The audit report states that in a two-year period, the Internal Revenue Bureau processed 254 credit claims totaling $2.3 million without verifying the accuracy of the claims. The auditors took a second look at a sampling of 35 of the cases and concluded that $672,906 worth of them were not adequately supported and that another $195,590 of them were in excess of taxes paid.
Auditors also verified that the government has abandoned its attempt to collect excise taxes on goods brought in through the U.S. Postal Service and intended for resale by local merchants. It seems the merchants ignored claims for taxes, and the IRB gave up because of a lack of staff and vehicles.

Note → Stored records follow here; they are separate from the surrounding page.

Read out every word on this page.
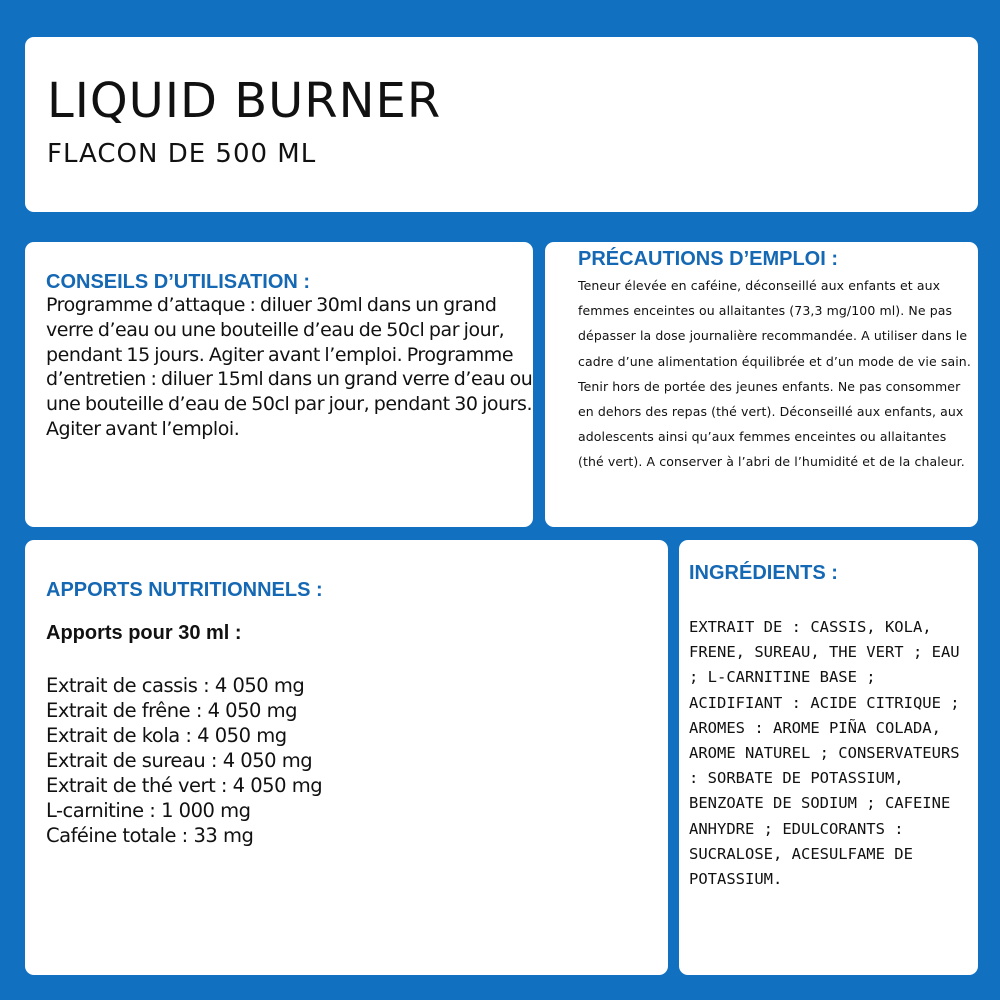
LIQUID BURNER
FLACON DE 500 ML
CONSEILS D’UTILISATION :
Programme d’attaque : diluer 30ml dans un grand verre d’eau ou une bouteille d’eau de 50cl par jour, pendant 15 jours. Agiter avant l’emploi. Programme d’entretien : diluer 15ml dans un grand verre d’eau ou une bouteille d’eau de 50cl par jour, pendant 30 jours. Agiter avant l’emploi.
PRÉCAUTIONS D’EMPLOI :
Teneur élevée en caféine, déconseillé aux enfants et aux femmes enceintes ou allaitantes (73,3 mg/100 ml). Ne pas dépasser la dose journalière recommandée. A utiliser dans le cadre d’une alimentation équilibrée et d’un mode de vie sain. Tenir hors de portée des jeunes enfants. Ne pas consommer en dehors des repas (thé vert). Déconseillé aux enfants, aux adolescents ainsi qu’aux femmes enceintes ou allaitantes (thé vert). A conserver à l’abri de l’humidité et de la chaleur.
APPORTS NUTRITIONNELS :
Apports pour 30 ml :
Extrait de cassis : 4 050 mg
Extrait de frêne : 4 050 mg
Extrait de kola : 4 050 mg
Extrait de sureau : 4 050 mg
Extrait de thé vert : 4 050 mg
L-carnitine : 1 000 mg
Caféine totale : 33 mg
INGRÉDIENTS :
EXTRAIT DE : CASSIS, KOLA, FRENE, SUREAU, THE VERT ; EAU ; L-CARNITINE BASE ; ACIDIFIANT : ACIDE CITRIQUE ; AROMES : AROME PIÑA COLADA, AROME NATUREL ; CONSERVATEURS : SORBATE DE POTASSIUM, BENZOATE DE SODIUM ; CAFEINE ANHYDRE ; EDULCORANTS : SUCRALOSE, ACESULFAME DE POTASSIUM.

From October 1997 to March 1999, tax enforcement officers who visited the territory's post offices got no responses to 1,111 tax declaration forms they sent out to businesses for the payment of excise taxes. By December 1999, tax enforcement officers stopped their periodic post office visits.
If the IRB is verifying excise tax returns, the audit report says, there is no proof of it. Tax-enforcement officers are supposed to check the arithmetic and write "verified" and their initials on the form. But auditors found no markings. They did their own calculations on a sample of 852 returns, and found that 55 of them, or 6 percent, had errors. Of those errors, $3,500 worth were in favor of the taxpayer, and $1,140 were in favor of the government.
The auditors also found that the IRB's excise-tax unit was not properly supervised or computerized and that tax collections were not deposited on a timely basis.
In his formal response to a draft of the findings, included in the final report, Gov. Charles W. Turnbull concurred with the audit recommendations for improvements.
Based on that response, the Inspector General's Office's lists its recommendations as "resolved by not implemented."
And it notes that in a 1987 audit, it had identified similar problems.